1a. The II supply of Marriott units in high seasons is low and demand is high. I'm not saying you will never get one, but it is very competitive and requests often go matched.

1b. I deposit my weeks 12 months in advance and use on-going requests for the search.

1c. If you own 240,000 Welk points, your annual fees are about $1,500. 240,000 deposited into interval will get you a 2br unit. My deeded unit in the Villas at Escondido has the same trading power, but costs me only $980.


----------



## jays (Jan 27, 2019)

Gotcha. I assume your deeded week trades better since II trades week for week. Is my understanding correct? How does it work with RCI and II? Do you have to transfer your points to II or RCI and only then you can make a booking? What if the place you're looking for is booked and you want to use your points with Welk again? Can you transfer it back?


----------



## jays (Jan 27, 2019)

Also, does anybody know if you can use RCI and II if you buy from an owner rather than from Welk?


----------



## nuwermj (Jan 27, 2019)

jays said:


> Gotcha. I assume your deeded week trades better since II trades week for week. Is my understanding correct? How does it work with RCI and II? Do you have to transfer your points to II or RCI and only then you can make a booking? What if the place you're looking for is booked and you want to use your points with Welk again? Can you transfer it back?



With II, you must have your own individual account. Then you call Welk Customer Service and request that they deposit a "week" for you. A two bedroom week is 240,000 points while a one bedroom is 120,000 points. Then your II account will show a deposited week which you can use to trade for II inventory.
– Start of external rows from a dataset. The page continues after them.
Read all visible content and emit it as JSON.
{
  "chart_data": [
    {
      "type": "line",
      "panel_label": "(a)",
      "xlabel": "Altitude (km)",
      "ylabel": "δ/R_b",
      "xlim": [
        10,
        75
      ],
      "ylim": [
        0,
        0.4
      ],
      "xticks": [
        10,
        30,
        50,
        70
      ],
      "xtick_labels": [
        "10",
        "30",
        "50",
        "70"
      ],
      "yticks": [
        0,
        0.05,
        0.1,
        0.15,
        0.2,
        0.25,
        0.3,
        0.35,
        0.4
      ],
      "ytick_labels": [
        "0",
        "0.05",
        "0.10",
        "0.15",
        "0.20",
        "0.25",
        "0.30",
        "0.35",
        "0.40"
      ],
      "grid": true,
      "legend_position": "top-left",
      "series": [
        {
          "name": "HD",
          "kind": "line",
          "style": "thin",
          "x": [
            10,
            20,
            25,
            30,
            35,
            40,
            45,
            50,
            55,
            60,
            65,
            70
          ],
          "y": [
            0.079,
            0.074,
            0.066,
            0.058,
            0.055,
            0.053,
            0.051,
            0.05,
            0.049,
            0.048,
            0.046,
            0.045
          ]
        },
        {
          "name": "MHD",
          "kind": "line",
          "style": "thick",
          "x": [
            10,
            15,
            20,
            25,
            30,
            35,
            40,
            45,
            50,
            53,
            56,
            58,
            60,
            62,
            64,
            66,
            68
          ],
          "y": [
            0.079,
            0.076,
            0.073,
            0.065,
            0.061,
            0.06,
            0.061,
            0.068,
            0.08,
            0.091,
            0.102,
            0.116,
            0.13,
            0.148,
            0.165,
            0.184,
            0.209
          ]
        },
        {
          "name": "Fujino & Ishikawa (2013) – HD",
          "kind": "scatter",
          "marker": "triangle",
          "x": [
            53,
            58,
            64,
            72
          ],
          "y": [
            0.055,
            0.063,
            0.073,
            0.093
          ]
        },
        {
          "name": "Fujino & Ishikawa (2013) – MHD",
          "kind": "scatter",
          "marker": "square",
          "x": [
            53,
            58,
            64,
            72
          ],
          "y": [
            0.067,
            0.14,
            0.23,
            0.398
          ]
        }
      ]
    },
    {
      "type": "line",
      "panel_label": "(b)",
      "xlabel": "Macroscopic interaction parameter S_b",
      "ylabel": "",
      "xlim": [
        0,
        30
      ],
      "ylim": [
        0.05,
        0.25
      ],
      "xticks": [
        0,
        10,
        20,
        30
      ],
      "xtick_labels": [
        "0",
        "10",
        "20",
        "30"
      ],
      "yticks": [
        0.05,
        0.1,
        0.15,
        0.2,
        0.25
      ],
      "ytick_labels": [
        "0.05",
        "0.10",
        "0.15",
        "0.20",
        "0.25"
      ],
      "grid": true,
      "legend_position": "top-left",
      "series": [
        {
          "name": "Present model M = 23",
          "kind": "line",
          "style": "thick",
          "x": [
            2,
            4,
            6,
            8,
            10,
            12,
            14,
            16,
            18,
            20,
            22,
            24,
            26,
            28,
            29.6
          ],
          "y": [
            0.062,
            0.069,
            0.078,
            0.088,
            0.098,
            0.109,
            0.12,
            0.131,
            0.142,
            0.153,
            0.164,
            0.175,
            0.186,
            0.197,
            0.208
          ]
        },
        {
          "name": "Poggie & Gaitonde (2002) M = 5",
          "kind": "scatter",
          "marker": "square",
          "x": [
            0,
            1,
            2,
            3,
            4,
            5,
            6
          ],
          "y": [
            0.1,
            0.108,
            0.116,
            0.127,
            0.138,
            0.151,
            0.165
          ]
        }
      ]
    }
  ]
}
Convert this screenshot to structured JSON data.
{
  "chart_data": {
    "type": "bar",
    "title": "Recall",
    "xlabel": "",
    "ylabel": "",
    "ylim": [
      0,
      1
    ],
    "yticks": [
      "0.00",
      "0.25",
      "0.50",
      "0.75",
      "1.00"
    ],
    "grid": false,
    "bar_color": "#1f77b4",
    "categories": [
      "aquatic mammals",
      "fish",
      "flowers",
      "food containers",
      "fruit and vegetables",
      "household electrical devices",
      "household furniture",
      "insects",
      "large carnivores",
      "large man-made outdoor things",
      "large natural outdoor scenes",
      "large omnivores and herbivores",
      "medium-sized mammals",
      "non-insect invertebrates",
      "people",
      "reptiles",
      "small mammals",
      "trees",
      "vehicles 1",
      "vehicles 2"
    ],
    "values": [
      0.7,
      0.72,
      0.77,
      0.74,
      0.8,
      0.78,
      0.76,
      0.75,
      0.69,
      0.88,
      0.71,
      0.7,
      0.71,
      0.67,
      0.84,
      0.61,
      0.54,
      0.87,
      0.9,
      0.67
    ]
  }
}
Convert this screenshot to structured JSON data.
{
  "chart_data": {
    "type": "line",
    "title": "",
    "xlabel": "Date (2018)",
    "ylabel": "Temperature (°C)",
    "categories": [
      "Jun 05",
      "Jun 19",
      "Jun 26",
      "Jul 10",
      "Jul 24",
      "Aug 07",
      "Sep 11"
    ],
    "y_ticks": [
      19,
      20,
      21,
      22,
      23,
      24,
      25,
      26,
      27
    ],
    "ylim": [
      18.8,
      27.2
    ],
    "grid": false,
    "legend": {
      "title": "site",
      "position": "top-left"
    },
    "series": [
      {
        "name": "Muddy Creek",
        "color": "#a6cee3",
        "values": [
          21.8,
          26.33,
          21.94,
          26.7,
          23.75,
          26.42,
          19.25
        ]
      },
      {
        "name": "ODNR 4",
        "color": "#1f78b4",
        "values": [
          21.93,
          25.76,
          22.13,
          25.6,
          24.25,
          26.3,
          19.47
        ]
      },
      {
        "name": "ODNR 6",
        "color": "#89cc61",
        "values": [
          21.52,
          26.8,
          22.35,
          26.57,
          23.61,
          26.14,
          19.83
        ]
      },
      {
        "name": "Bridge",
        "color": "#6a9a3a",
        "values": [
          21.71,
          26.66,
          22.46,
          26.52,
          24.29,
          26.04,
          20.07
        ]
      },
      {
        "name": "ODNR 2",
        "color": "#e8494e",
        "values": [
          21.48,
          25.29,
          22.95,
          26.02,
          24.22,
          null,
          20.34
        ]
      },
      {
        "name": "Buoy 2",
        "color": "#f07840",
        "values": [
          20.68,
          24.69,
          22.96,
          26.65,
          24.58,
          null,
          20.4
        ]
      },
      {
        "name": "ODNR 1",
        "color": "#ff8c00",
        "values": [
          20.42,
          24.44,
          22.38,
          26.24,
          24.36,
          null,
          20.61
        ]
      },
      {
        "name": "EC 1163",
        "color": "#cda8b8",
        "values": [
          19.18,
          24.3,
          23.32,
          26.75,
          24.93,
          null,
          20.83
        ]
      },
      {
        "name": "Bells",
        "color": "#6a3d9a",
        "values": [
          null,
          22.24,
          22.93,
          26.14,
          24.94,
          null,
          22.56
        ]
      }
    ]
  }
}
If you have qualified points, you get a RCI corporate account. When you log in, you see all the available inventory and how many Welk points are needed to make the reservation. You do not deposit anything. You can also make an on going search. I'm not sure whether resale accounts get this RCI account. If not, the procedure would work more like the II procedure summarized above.


----------



## Shankilicious (Jan 28, 2019)

-If you buy Welk resale, you'll have to get a separate RCI according to owner services as Welk will not pay for your RCI membership. 
-And no. If you trade into II, you cannot take the points/week back out. And I'm almost 100% certain that Welk is not selling deeded weeks anymore. Also with II, as I've said somewhere before, you can upgrade your unit size, if available, but it costs a bit extra. In April of 18 we traded to Hilton Head with 120k points in II, and stayed in a 2br after we payed for an upgrade.
-Also yes, you can have an RCI or II account with resale purchases. Lots of Tuggers have mentioned that they do this. A couple have said that they don't even own anywhere anymore and just use the II getaways.


----------



## jays (Jan 28, 2019)

This makes perfect sense. Thank you @Shankilicious


----------



## jays (Jan 28, 2019)

If I book a unit via Welk, RCI, II can I rent it via Airbnb? Does anybody know if this is allowed?


----------



## Shankilicious (Jan 28, 2019)

You aren't "allowed" to sell or rent out exchanges through II or RCI. Welk and I think probably almost all resorts have a rental agreement where you can rent it out to whoever. I've only used VRBO/AirBnB twice so I'm not sure if they allow a person to rent out a "timeshare" rather than an owned property. 
I've allowed several friends to stay at Welk using my points and I've also rented through the Welk rental program where they rented it out for me (they take a cut of the profits). In future if we can't use our points, I intend to just advertise via facebook and ebay.


----------



## Lskip (Aug 19, 2022)

nuwermj said:


> 1a. The II supply of Marriott units in high seasons is low and demand is high. I'm not saying you will never get one, but it is very competitive and requests often go matched.
> 
> 1b. I deposit my weeks 12 months in advance and use on-going requests for the search.
> 
> 1c. If you own 240,000 Welk points, your annual fees are about $1,500. 240,000 deposited into interval will get you a 2br unit. My deeded unit in the Villas at Escondido has the same trading power, but costs me only $980.




Any chance you're looking to sell a deeded week? Looking for week 11 or 12!


----------



## RunCat (Aug 21, 2022)

Lskip said:


> Any chance you're looking to sell a deeded week? Looking for week 11 or 12!


Calresorts.com may have inventory


----------